Some people, such as pregnant women, are more likely to get the disease, which is why they are advised not to travel to malarial areas. "Studies have shown that pregnant women are more prone to be bitten and there is a suggestion they may be more prone to get the worst type of the disease, plasmodium falciparum," Dr Easmon said.

There are fears that malaria could become re-established in Britain, aided by global warming, in the way that West Nile virus, also spread by mosquitoes, has found its way back into New York, apparently carried by ships bringing exotic birds for American collectors. Seven people died last summer and one has died so far this summer from the disease which led the mayor, Rudy Giuliani, to order the closure of Central Park last month and the mass spraying of streets and open spaces with insecticide.

Malaria was widespread in Britain until improved public health measures eliminated it in the early part of the last century.
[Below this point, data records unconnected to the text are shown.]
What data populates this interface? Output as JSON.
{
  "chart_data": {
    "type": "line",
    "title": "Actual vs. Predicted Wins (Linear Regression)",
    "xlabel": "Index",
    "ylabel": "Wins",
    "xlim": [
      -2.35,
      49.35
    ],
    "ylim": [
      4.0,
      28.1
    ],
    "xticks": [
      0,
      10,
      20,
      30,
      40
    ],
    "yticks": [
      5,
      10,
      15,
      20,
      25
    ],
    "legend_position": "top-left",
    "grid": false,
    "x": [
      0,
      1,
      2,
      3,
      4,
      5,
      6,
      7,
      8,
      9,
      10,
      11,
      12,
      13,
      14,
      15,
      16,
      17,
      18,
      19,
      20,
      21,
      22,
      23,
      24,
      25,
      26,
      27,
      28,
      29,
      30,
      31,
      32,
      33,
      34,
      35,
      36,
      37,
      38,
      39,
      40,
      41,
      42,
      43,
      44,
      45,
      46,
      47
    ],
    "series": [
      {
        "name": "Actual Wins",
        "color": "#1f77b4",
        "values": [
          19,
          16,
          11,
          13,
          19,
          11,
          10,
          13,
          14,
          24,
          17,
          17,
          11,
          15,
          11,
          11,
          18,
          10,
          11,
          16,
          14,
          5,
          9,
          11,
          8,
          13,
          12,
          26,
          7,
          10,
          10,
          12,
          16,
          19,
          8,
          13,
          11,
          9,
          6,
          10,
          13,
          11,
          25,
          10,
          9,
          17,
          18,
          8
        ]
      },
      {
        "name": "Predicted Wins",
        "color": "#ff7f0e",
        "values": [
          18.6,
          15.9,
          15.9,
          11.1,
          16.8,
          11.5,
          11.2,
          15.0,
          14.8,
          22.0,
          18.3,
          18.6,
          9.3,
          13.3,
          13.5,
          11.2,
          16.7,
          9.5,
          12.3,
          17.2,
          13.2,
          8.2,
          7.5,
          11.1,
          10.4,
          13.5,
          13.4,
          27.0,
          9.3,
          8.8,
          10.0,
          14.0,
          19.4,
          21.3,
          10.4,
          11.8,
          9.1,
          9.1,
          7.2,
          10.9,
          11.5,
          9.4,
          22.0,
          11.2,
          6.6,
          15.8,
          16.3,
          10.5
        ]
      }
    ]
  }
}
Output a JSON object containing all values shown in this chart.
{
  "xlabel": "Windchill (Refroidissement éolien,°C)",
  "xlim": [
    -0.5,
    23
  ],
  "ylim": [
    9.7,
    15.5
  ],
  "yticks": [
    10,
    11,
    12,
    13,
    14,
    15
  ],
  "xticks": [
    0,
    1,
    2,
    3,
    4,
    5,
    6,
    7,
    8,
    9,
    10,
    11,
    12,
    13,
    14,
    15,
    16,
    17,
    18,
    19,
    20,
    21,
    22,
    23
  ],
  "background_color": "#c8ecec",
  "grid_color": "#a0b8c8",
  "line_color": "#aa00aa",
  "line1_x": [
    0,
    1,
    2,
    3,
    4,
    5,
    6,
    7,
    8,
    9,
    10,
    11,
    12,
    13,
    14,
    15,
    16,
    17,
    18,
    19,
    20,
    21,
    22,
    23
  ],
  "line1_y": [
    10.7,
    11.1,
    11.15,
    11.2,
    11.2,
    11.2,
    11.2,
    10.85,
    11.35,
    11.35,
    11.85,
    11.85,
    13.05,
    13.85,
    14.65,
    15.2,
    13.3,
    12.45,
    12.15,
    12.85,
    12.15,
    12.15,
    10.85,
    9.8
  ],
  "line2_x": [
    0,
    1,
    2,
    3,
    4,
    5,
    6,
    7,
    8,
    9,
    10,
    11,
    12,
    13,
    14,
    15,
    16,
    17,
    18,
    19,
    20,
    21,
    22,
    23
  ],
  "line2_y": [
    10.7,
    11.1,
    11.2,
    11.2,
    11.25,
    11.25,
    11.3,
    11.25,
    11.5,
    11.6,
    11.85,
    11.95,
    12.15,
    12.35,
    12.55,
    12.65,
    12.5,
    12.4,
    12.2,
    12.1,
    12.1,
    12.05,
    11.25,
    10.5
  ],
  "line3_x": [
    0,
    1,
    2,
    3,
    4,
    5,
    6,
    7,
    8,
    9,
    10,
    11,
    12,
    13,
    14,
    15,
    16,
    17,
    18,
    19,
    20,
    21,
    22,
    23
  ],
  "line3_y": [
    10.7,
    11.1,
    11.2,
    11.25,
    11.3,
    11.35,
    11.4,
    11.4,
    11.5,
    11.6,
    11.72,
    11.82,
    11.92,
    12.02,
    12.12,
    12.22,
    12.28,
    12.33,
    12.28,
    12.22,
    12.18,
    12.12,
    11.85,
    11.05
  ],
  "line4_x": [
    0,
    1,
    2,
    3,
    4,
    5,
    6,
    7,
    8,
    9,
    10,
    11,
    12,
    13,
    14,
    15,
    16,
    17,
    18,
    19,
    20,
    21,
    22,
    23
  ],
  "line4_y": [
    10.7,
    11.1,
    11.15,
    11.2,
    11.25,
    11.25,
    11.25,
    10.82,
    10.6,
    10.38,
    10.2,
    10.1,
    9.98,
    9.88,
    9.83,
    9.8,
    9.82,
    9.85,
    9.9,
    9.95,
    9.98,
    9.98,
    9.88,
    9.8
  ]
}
In Rome, it was common until Mussolini drained the Pontine marsh in the Thirties - the clearest example of how a public-health measure succeeded in eliminating the disease.

Global warming could increase the likelihood of the spread of several diseases, including malaria, northwards. Viral encephalitis, a swelling of the brain spread by ticks; Lyme disease, also spread by ticks and causing arthritis and skin rashes; and leishmaniasis, a disease affecting the liver, are all expected to grow as temperatures rise.

Dr Easmon said: "No one understands why malaria disappeared in England. But we do know that it would only take a slight change in global temperatures to alter the mosquito breeding habits and the disease could re-emerge."